Comment: Tablet PC stops files from blowing away

A month working with a Tablet PC has convinced Lem Bingley that people who work with paper and pen should use one, and not just as a paperweight.

Written by Lem Bingley, IT Week

Given the high-profile debut of Intel's Centrino technology it would be easy to forget that the previous revolution in portable computing - Tablet PC - is barely out of its polystyrene packing.

Well, I haven't forgotten because I've been using an Acer TravelMate 100 Tablet PC for the past month. This device, kindly loaned by Microsoft, is of the combination style. It's just another ultraportable until you flip the screen and set it to work in slate mode.

The Acer's screen digitiser allegedly has a resolution of 8000x6000 - much higher than the 1024x768 image - but it doesn't feel like it. I found the wayward pen one of the most irritating parts of the Tablet PC experience, and constantly felt obliged to recalibrate whenever attempts to tap icons connected with their neighbours.

Recalibration involves tapping cross-hairs in the corners of the screen. It's quick but never actually helped, so recalibration might just have well have been incantation.

The handwriting recognition also proved perplexing. When transcribing into Word, the Tablet did not seem to know the word "you" - surely one of the top 10 English words - suggesting "yon" instead. Judicious use of Word's AutoCorrect function seemed the only way to bring the system into the 21st century. Sadly my sonnet-writing will suffer as I can no longer write yon if I try. After a few similar adjustments, the Tablet is better at reading my writing than I am.

Oddly, the handwriting recognition in Windows Journal, a jotter application, has no trouble with "you", suggesting that recognition is application-dependent. Writing in Journal and then clipboarding to Word should not be, but is, the most reliable way to input text. Maybe Microsoft's upcoming OneNote software will improve matters.

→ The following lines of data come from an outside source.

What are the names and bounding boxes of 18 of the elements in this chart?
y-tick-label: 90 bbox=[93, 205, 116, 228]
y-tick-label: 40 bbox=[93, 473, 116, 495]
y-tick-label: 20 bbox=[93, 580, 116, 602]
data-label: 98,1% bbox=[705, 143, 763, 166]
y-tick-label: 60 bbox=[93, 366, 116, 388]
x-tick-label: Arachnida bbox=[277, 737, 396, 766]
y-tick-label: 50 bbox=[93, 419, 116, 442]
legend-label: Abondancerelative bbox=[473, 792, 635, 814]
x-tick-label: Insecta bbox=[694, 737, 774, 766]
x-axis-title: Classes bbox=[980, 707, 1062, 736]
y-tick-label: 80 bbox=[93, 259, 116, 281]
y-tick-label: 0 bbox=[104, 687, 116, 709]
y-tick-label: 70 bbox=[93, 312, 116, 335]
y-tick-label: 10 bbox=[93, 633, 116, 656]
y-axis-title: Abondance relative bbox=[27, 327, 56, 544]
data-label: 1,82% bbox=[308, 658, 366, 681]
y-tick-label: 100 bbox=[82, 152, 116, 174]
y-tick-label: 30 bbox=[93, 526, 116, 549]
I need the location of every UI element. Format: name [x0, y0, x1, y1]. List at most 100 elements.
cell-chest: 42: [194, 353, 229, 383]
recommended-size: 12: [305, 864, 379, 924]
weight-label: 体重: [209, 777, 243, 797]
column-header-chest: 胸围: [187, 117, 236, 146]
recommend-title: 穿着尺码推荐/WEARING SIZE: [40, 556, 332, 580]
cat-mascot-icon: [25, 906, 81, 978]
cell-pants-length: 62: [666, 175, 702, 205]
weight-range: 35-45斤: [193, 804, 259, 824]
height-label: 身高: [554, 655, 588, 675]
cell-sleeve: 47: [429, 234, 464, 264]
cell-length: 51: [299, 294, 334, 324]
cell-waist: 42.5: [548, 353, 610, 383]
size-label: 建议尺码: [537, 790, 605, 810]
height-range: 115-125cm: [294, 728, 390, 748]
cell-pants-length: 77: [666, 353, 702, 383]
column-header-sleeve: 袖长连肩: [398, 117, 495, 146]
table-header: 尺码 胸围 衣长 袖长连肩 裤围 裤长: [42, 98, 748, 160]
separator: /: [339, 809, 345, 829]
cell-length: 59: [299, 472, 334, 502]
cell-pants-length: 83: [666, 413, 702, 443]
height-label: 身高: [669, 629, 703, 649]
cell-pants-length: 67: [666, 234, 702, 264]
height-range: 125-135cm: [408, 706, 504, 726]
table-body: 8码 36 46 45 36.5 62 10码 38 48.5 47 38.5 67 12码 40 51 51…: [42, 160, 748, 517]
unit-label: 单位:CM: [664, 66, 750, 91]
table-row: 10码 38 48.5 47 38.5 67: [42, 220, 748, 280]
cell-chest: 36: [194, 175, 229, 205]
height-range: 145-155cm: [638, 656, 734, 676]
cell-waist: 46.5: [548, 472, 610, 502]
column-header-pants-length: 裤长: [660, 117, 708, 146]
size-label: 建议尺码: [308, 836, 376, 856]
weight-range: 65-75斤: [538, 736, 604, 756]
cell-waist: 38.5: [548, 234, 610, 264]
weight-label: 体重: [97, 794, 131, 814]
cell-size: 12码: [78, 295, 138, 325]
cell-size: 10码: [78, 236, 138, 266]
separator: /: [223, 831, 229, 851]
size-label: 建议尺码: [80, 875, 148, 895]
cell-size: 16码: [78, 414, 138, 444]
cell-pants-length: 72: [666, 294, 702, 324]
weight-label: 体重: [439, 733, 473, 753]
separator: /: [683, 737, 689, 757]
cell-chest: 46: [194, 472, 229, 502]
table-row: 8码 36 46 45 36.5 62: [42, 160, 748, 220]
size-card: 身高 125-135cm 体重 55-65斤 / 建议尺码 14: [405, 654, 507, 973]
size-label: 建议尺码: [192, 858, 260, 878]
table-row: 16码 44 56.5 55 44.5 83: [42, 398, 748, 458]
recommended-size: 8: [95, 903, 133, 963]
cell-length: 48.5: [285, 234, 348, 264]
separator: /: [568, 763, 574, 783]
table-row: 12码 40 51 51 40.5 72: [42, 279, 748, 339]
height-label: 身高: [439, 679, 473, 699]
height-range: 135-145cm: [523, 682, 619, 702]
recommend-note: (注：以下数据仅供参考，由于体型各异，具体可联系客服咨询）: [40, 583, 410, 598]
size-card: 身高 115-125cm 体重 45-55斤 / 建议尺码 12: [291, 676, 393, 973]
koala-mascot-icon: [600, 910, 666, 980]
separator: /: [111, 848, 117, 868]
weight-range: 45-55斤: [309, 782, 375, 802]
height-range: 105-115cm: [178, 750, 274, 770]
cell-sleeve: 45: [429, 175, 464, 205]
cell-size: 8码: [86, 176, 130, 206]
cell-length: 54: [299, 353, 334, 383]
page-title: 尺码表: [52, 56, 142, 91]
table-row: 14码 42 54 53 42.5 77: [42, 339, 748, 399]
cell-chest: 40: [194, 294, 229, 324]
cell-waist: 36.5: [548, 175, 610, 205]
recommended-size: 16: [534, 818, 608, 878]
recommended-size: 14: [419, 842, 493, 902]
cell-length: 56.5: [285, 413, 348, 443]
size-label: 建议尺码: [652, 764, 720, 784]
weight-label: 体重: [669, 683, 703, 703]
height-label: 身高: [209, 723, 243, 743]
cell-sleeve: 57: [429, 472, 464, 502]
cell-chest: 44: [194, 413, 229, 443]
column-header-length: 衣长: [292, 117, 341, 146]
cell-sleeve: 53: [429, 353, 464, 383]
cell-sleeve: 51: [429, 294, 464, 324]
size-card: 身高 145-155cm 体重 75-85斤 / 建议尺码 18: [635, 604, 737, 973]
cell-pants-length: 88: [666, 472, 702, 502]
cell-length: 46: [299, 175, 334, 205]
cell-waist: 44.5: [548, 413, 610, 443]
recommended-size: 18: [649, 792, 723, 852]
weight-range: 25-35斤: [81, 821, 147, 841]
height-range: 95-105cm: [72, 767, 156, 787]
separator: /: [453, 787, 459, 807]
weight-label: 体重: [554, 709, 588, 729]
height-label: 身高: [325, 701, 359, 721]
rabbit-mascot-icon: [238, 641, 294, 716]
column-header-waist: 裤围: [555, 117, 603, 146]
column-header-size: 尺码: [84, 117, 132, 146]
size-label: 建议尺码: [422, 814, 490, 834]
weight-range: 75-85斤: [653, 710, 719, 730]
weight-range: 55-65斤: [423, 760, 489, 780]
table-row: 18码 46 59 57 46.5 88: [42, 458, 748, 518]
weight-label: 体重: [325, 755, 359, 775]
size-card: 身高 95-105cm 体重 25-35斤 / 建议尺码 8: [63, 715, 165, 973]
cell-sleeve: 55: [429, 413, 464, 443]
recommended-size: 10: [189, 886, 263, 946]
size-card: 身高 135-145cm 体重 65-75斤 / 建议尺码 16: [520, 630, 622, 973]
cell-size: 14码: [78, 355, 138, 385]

Other aspects of text recognition surprised and delighted. A global search of the file system, for example, inspects Journal files even if they have never been converted. Obviously this depends on recognising handwriting on the fly, and is therefore fallible, but it worked for me much more often than it failed.

This feature finally convinced me that a Tablet PC is worth having. I write reams of notes, mislay an almost equal number, and often can't read my own jottings. Even without handwriting recognition, Tablets promise to replace jumbled heaps of paper with backed-up, date-sorted files. Steering me to the right page is priceless - assistance in reading the result a welcome bonus.

My verdict is that anyone who fills notepads as part of their job should try a Tablet - if their handwriting doesn't resemble the tracks of drunken spiders. And I'd recommend a pure slate such as NEC's Versa, rather than Acer's convertible - there is no need to lug a keyboard. A docking option for text entry back at base would suffice.

The Tablet PC still suffers from being a laptop at heart, however. The Acer is commendably quiet but half a kilo too heavy, it warms the lap but needs the mains every few hours, and of course Windows XP still requires two minutes notice of impending action, so that it can do whatever the hell it does during its fag-break-length boot-up.

But improvements to laptops are coming thick and fast, as witness Centrino. It won't be long before tablets enter the mainstream.